In het vorige deel van de cursus “Beleggen voor Beginners” vertelde ik je waarom ik en vele andere mensen wereldwijd kiezen om te beleggen. De mogelijke rendementen zijn vele malen hoger dan wanneer je zou sparen. Daartegenover staat echter wel dat je een bepaald risico loopt.
In dit deel van de cursus leg ik je de basis begrippen voor beleggers uit. Na het lezen van dit deel weet je wat de beurs, een aandeel, een obligatie en een ETF is. Ook heb ik een interessante begrippenlijst voor beleggers, die je er altijd bij kan houden wanneer je ingewikkeld artikelen of video’s over beleggen leest of kijkt.
Wil je snel naar het juiste deel van deze pagina? Gebruik dan onderstaande links:
- Wat is een aandeel
- Wat is de aandelenbeurs
- Wat is een index
- Wat is een obligatie
- Wat is een ETF
- Begrippenlijst voor beleggers
2.1 Wat is een aandeel?
We gaan dus eerst in op wat aandelen zijn en wat de beurs is. Vervolgens vertel ik je meer over een index, obligaties en ETF’s.
De geschiedenis van aandelen
Geloof het of niet, maar aandelen vinden hun oorsprong in Nederland. In de 17e eeuw trokken Nederlanders met de VOC over de hele wereld om te handelen in goud, kruiden, porselein en stoffen. Het was niet goedkoop om deze reizen over de hele wereld te maken. Om de reizen te kunnen betalen, richtte de VOC zich op burgers die vermogen hadden om te investeren in de reizen. Deze vermogende burgers kregen als beloning een deel van de winst die de VOC met haar reizen maakte. Het recht op deze beloning noemde je een aandeel.
Door deze investeringen kon de VOC steeds verdere reizen maken waardoor de winsten toenamen voor de VOC zelf en de investeerders die de VOC steunde. Ondanks dat de VOC een bloederige geschiedenis kent (slavernij), toont het ook de ondernemende mentaliteit van de Nederlanders uit die tijd.
De aandelen in de VOC werden onderling door burgers verhandeld. De aandelen wisselde van eigenaar in cafe’s, op straat en in andere publieke gebouwen.
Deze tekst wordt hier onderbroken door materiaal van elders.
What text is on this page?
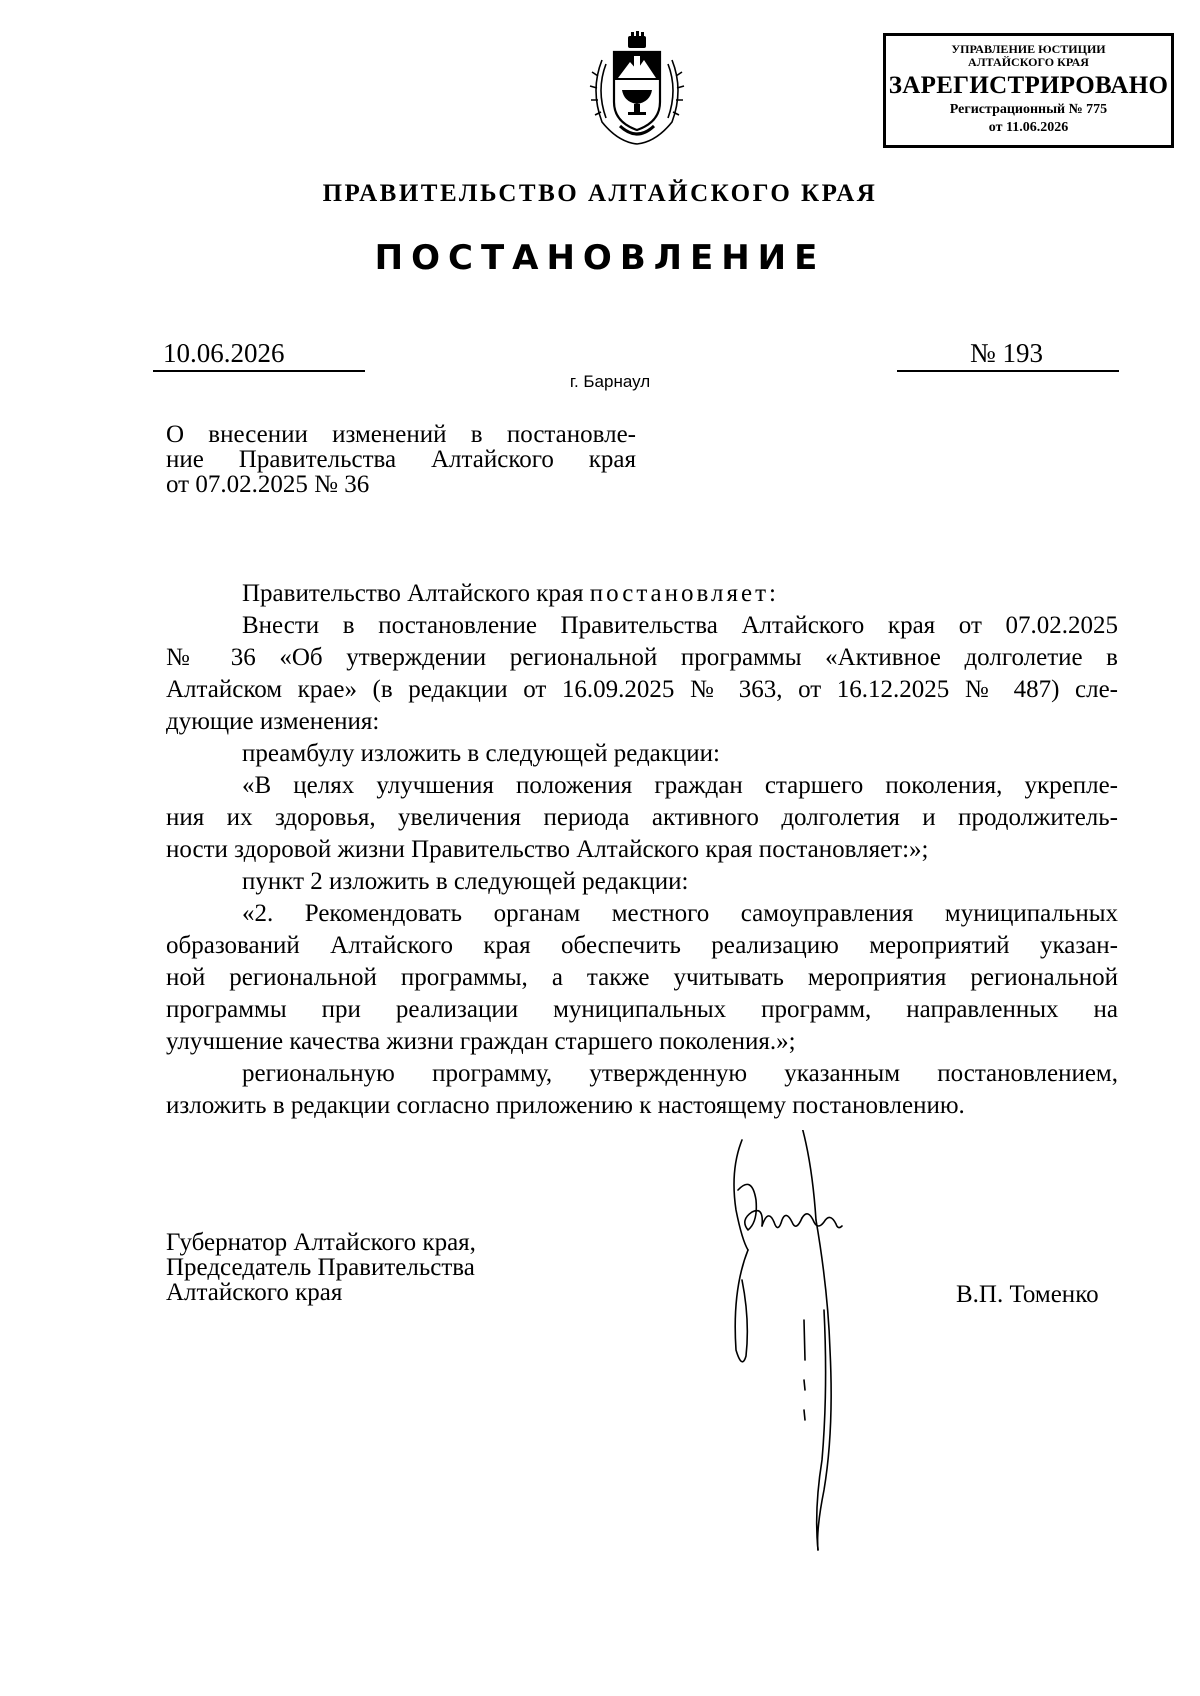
УПРАВЛЕНИЕ ЮСТИЦИИ
АЛТАЙСКОГО КРАЯ
ЗАРЕГИСТРИРОВАНО
Регистрационный № 775
от 11.06.2026
ПРАВИТЕЛЬСТВО АЛТАЙСКОГО КРАЯ
ПОСТАНОВЛЕНИЕ
10.06.2026	№ 193
г. Барнаул
О внесении изменений в постановле-
ние Правительства Алтайского края
от 07.02.2025 № 36
Правительство Алтайского края постановляет:
Внести в постановление Правительства Алтайского края от 07.02.2025
№ 36 «Об утверждении региональной программы «Активное долголетие в
Алтайском крае» (в редакции от 16.09.2025 № 363, от 16.12.2025 № 487) сле-
дующие изменения:
преамбулу изложить в следующей редакции:
«В целях улучшения положения граждан старшего поколения, укрепле-
ния их здоровья, увеличения периода активного долголетия и продолжитель-
ности здоровой жизни Правительство Алтайского края постановляет:»;
пункт 2 изложить в следующей редакции:
«2. Рекомендовать органам местного самоуправления муниципальных
образований Алтайского края обеспечить реализацию мероприятий указан-
ной региональной программы, а также учитывать мероприятия региональной
программы при реализации муниципальных программ, направленных на
улучшение качества жизни граждан старшего поколения.»;
региональную программу, утвержденную указанным постановлением,
изложить в редакции согласно приложению к настоящему постановлению.
Губернатор Алтайского края,
Председатель Правительства
Алтайского края	В.П. Томенко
Op die manier ontstond, zonder dat ze het zelf door hadden, de eerste aandelenbeurs.
Vanaf die tijd zijn steeds meer bedrijven aandelen gaan uitgeven om investeringen in hun bedrijfsvoering te financieren. Op deze manier kunnen bedrijven blijven innoveren en vernieuwen.
De aandelenbeurs is zo groot dat er tegenwoordig hele opleidingen, carrièrepaden en televisiekanalen zijn toegewijd aan het begrijpen van de aandelenbeurs.
Dat is niet geheel onlogisch, er valt namelijk een hoop geld te verdienen (of verliezen) in de aandelenbeurs.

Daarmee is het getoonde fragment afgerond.